Зимой старуха умерла. Старицын пришел с улицы с дровами, бросил их у печи и почуял неладное. Вошел к ней. Акулина лежала, переодетая в чистое, а то, в чем ходила, лежало свернутым на сундуке. Генерал подивился тому, как она все успела сделать…
Старицын нанял мужиков из соседнего села копать могилу, заказал гроб.
Хоронить везли на лошади. Под широкими санями скрипел снег, пахло конским потом. А поминки генерал сделал в колхозной столовой.
На поминках к нему подошел охмелевший председатель.
– Слушай, Степан Иваныч, а вправду, что ли, ты вроде как Акулины сын?

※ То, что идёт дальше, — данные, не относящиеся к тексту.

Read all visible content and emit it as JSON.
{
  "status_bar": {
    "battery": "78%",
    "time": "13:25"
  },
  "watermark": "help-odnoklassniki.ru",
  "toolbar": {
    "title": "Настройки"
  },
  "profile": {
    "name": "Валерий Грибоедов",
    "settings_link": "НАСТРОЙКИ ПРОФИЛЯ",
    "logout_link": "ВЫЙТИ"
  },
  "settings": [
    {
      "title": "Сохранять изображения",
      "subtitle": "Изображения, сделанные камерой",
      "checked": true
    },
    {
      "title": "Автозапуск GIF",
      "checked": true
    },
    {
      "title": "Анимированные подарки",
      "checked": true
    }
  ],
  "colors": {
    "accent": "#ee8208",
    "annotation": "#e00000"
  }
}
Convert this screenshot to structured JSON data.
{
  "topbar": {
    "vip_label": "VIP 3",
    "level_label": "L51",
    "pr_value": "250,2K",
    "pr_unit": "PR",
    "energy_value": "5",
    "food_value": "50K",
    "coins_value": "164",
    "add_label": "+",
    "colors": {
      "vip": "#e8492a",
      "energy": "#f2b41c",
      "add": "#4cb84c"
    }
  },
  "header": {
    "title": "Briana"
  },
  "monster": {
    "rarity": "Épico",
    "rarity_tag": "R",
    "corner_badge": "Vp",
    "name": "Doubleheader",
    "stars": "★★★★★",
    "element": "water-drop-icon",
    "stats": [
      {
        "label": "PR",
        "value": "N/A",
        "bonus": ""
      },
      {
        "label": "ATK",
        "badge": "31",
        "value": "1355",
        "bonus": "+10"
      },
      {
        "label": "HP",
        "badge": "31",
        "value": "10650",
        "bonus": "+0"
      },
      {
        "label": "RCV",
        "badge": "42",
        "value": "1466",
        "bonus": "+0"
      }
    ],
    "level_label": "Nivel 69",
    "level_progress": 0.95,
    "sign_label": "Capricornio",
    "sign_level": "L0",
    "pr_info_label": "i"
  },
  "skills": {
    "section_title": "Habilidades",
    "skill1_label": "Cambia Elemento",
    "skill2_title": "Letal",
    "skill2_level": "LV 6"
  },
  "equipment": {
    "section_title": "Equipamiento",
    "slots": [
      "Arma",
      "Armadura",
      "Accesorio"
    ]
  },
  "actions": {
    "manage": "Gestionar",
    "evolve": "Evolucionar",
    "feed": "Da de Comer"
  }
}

Мне сказали, вроде как во время войны ты у нее потерялся? А как нашелся?
– Случайно.
– А правда, что ты генерал?
– Правда.
Председатель, еще совсем молодой мужик, почесал щеку.
– Да… Дела… А мы ее завсегда боялись… У нее глаз был тяжелый… Дела!
Вернувшись домой, Старицын накормил корову, кошку и пошел спать в комнату Акулины. Когда он проснулся, ходики показывали четыре утра. Он встал, оделся и отправился доить корову. После затопил печь, прогнал через сепаратор молоко. Когда подошел к зеркалу, чтобы расчесаться, увидел, что смотрит на него седой старый человек с седой бородой. Старицын улыбнулся:
– Сивый стал!
На другой день после смерти Акулины генерал женился на вдове тракториста Козьмина. Лида, его новая жена, была сухощава, с большими темными глазами. У нее было четверо ребятишек, старшему всего девять лет. Лида полюбила Старицына, ей всегда хотелось узнать, счастлив ли он? Но никогда спросить не посмела.